Our results suggest a possible evolutionary mechanism to increase nonlinearity in gene regulatory systems. In this mechanism, point mutations in the promoter that increase the number of binding sites for transcription factors may increase the steepness of regulatory functions. If the resulting steeper regulation performs some function better, such mutations would have a good chance to be conserved by natural selection. In the case of the segmentation clock, the amplitude of oscillations could increase with the number of binding sites, possibly reducing the signal to noise ratio. Furthermore, the range for oscillations would be wider, making the oscillatory regime less sensitive to slow extrinsic fluctuations of parameter values. Remarkably, it may happen that after an increase in N, an increase in M also raises nonlinearity, see Fig. 4A. This means that weaker repressors would result in better oscillations. This evolutionary mechanism would provide a simple way to gradually increase the nonlinearity of a feedback or other regulatory function.

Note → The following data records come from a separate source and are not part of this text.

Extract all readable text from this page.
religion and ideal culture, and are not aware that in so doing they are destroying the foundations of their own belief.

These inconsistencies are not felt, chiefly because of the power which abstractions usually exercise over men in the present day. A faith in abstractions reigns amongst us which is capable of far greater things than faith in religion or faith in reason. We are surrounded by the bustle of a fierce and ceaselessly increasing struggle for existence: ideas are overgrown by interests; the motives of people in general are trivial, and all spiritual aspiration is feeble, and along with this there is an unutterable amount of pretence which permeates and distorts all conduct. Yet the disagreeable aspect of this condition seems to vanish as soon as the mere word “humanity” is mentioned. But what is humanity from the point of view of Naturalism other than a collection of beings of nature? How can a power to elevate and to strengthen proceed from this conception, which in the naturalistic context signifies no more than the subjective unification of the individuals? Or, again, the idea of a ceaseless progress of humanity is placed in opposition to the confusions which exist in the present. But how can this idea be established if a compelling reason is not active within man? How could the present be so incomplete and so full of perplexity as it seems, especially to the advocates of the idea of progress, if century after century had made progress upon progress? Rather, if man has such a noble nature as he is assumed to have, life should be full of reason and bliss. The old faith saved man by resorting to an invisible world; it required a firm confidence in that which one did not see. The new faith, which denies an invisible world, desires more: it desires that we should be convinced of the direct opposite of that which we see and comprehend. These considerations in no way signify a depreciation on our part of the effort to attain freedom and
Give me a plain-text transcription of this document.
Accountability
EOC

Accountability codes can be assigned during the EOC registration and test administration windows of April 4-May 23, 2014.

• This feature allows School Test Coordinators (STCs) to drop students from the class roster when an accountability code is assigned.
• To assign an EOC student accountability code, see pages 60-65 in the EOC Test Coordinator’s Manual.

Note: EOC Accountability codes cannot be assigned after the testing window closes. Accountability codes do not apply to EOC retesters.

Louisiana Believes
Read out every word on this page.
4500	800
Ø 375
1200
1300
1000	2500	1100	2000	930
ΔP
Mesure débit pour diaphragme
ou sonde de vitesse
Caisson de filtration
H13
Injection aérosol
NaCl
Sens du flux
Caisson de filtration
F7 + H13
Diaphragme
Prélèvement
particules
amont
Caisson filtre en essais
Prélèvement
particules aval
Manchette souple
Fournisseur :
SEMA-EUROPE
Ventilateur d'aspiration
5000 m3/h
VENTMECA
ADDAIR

The theory for the zebrafish regulatory function could be refined using the experimentally measured relative affinities of the binding sites at the herl and her7 promoters [32]. Apart from the effects reported here, the number of binding sites may have additional roles. For example, it could serve as a buffer for fluctuations in gene expression [20, 60–64], augmenting the precision of genetic oscillations. This will be the topic of future work.